Collecting Climate Change Data in the Field

Since 1957, the Student Conservation Association (SCA) has been at the forefront of preserving our national parks and forests, with the knowledge that these natural “lungs” act as a critical cooling and cleaning mechanism for our planet, pulling carbon dioxide from the air while releasing oxygen. But in recent years, SCA has expanded beyond preservation work, partnering with other organizations to work more directly on the problem of climate change—the overriding environmental issue of our time.

In its quest to address climate change and increase student engagement in this issue, SCA recently launched a partnership with the National Ecological Observatory Network (NEON) to contribute to a massive, new climate change database for the Americas.

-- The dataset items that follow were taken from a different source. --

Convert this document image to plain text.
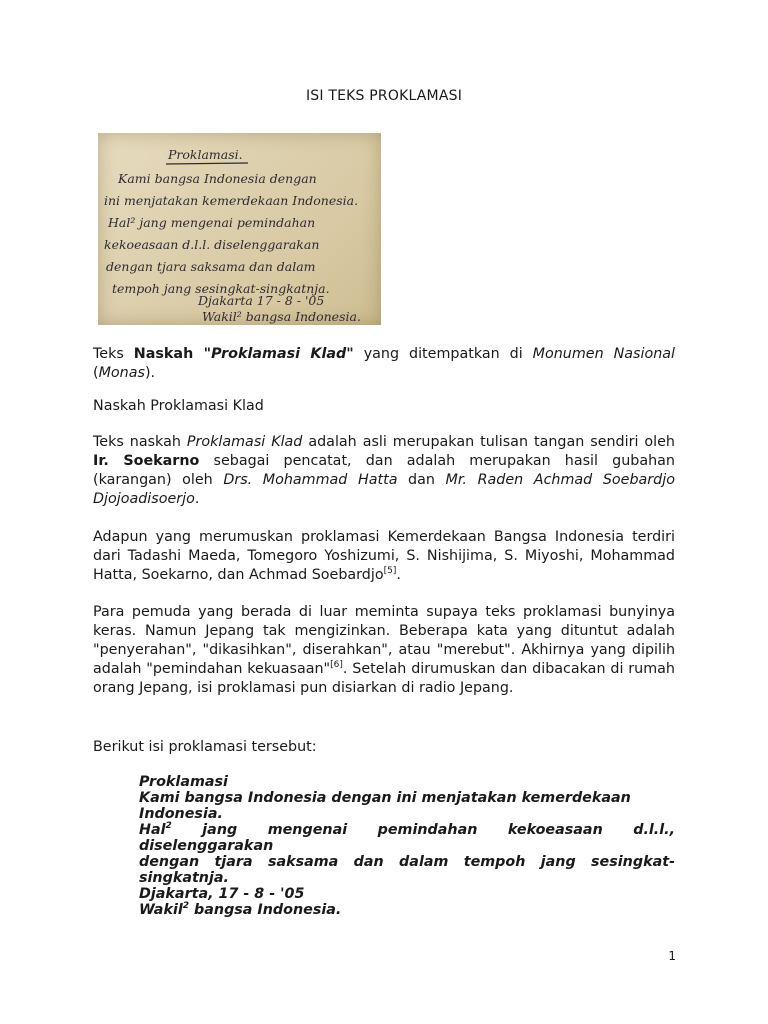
ISI TEKS PROKLAMASI
Proklamasi.
Kami bangsa Indonesia dengan
ini menjatakan kemerdekaan Indonesia.
Hal² jang mengenai pemindahan
kekoeasaan d.l.l. diselenggarakan
dengan tjara saksama dan dalam
tempoh jang sesingkat-singkatnja.
Djakarta 17 - 8 - '05
Wakil² bangsa Indonesia.

Teks Naskah "Proklamasi Klad" yang ditempatkan di Monumen Nasional (Monas).

Naskah Proklamasi Klad

Teks naskah Proklamasi Klad adalah asli merupakan tulisan tangan sendiri oleh Ir. Soekarno sebagai pencatat, dan adalah merupakan hasil gubahan (karangan) oleh Drs. Mohammad Hatta dan Mr. Raden Achmad Soebardjo Djojoadisoerjo.

Adapun yang merumuskan proklamasi Kemerdekaan Bangsa Indonesia terdiri dari Tadashi Maeda, Tomegoro Yoshizumi, S. Nishijima, S. Miyoshi, Mohammad Hatta, Soekarno, dan Achmad Soebardjo[5].

Para pemuda yang berada di luar meminta supaya teks proklamasi bunyinya keras. Namun Jepang tak mengizinkan. Beberapa kata yang dituntut adalah "penyerahan", "dikasihkan", diserahkan", atau "merebut". Akhirnya yang dipilih adalah "pemindahan kekuasaan"[6]. Setelah dirumuskan dan dibacakan di rumah orang Jepang, isi proklamasi pun disiarkan di radio Jepang.

Berikut isi proklamasi tersebut:

Proklamasi
Kami bangsa Indonesia dengan ini menjatakan kemerdekaan
Indonesia.
Hal$^2$ jang mengenai pemindahan kekoeasaan d.l.l.,
diselenggarakan
dengan tjara saksama dan dalam tempoh jang sesingkat-
singkatnja.
Djakarta, 17 - 8 - '05
Wakil$^2$ bangsa Indonesia.
1
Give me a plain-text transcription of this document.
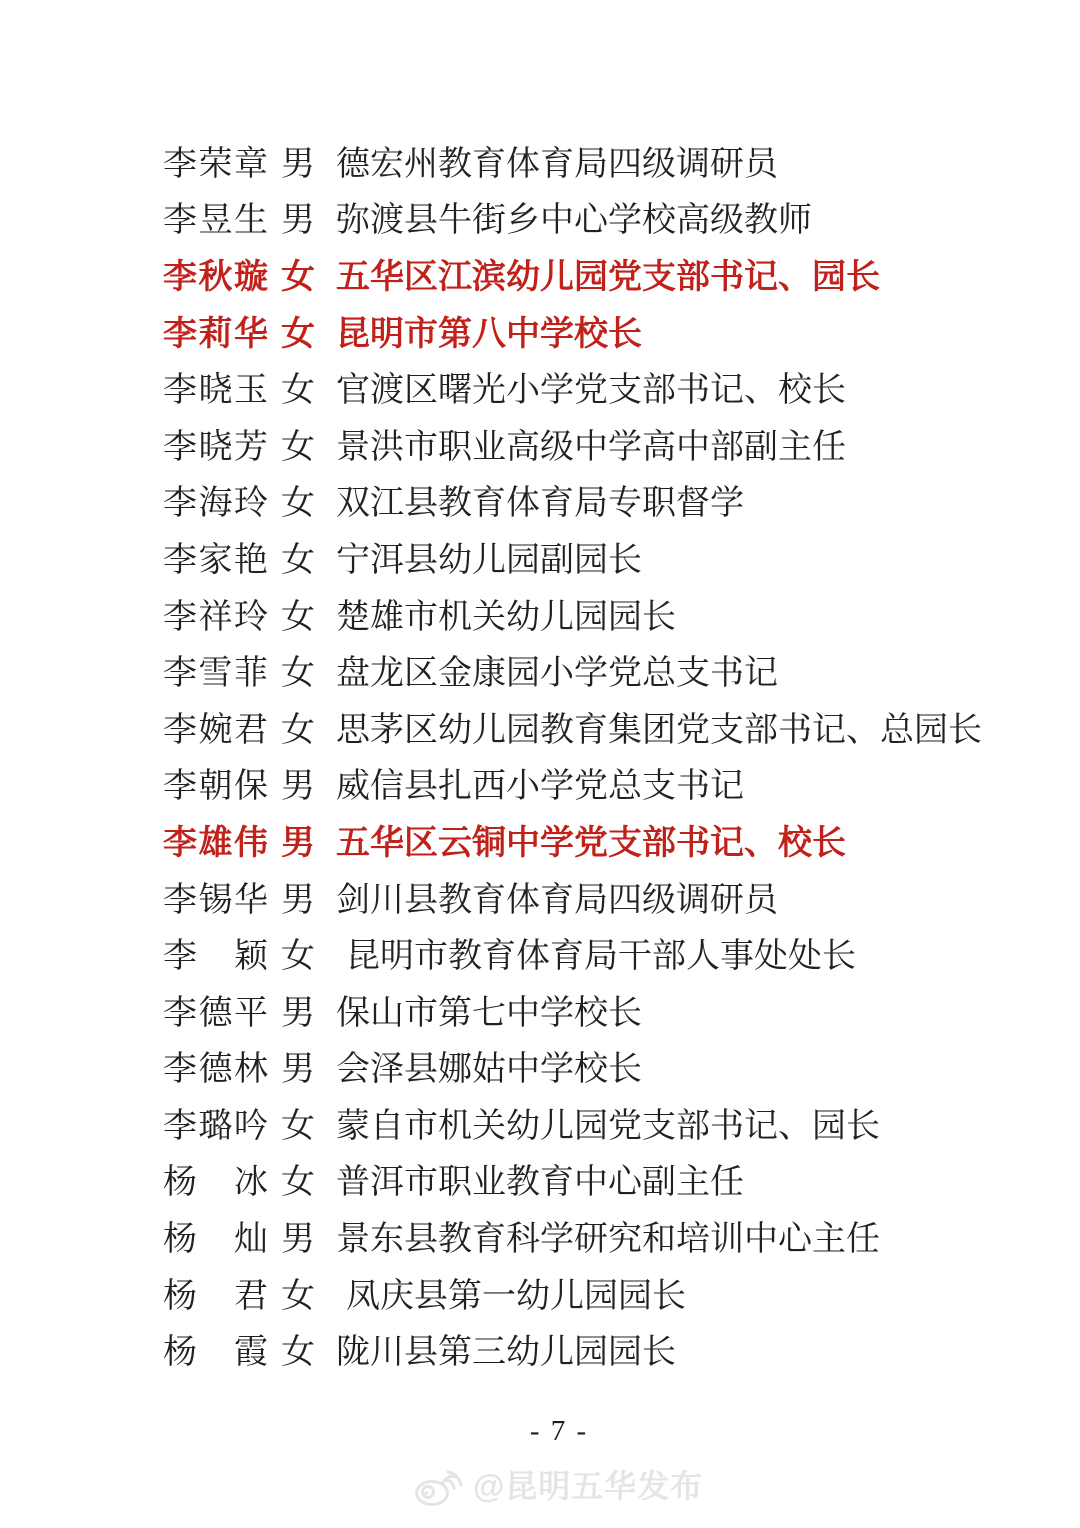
李荣章 男 德宏州教育体育局四级调研员
李昱生 男 弥渡县牛街乡中心学校高级教师
李秋璇 女 五华区江滨幼儿园党支部书记、园长
李莉华 女 昆明市第八中学校长
李晓玉 女 官渡区曙光小学党支部书记、校长
李晓芳 女 景洪市职业高级中学高中部副主任
李海玲 女 双江县教育体育局专职督学
李家艳 女 宁洱县幼儿园副园长
李祥玲 女 楚雄市机关幼儿园园长
李雪菲 女 盘龙区金康园小学党总支书记
李婉君 女 思茅区幼儿园教育集团党支部书记、总园长
李朝保 男 威信县扎西小学党总支书记
李雄伟 男 五华区云铜中学党支部书记、校长
李锡华 男 剑川县教育体育局四级调研员
李颖 女 昆明市教育体育局干部人事处处长
李德平 男 保山市第七中学校长
李德林 男 会泽县娜姑中学校长
李璐吟 女 蒙自市机关幼儿园党支部书记、园长
杨冰 女 普洱市职业教育中心副主任
杨灿 男 景东县教育科学研究和培训中心主任
杨君 女 凤庆县第一幼儿园园长
杨霞 女 陇川县第三幼儿园园长
- 7 -
@昆明五华发布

Equipped with a network of 81 field sites across the United States and slated to add even more, NEON is an ambitious 30-year program designed to gather and synthesize data on the effects of climate change, land-use change, and invasive species on natural resources and biodiversity. From aircraft surveillance to field-deployed sensors, NEON engages in a wide range of practices to collect data—but there is still no substitute for on-the-ground field sampling. And this is where SCA interns are playing play a vital role.

By partnering with organizations such as NEON, SCA is actively advancing its commitment to engaging a new generation of conservation leaders in tackling climate change. The combination of on-the-ground and laboratory work complements interns’ classroom learning, providing hands-on experience that will be needed to tackle the challenges that lie ahead.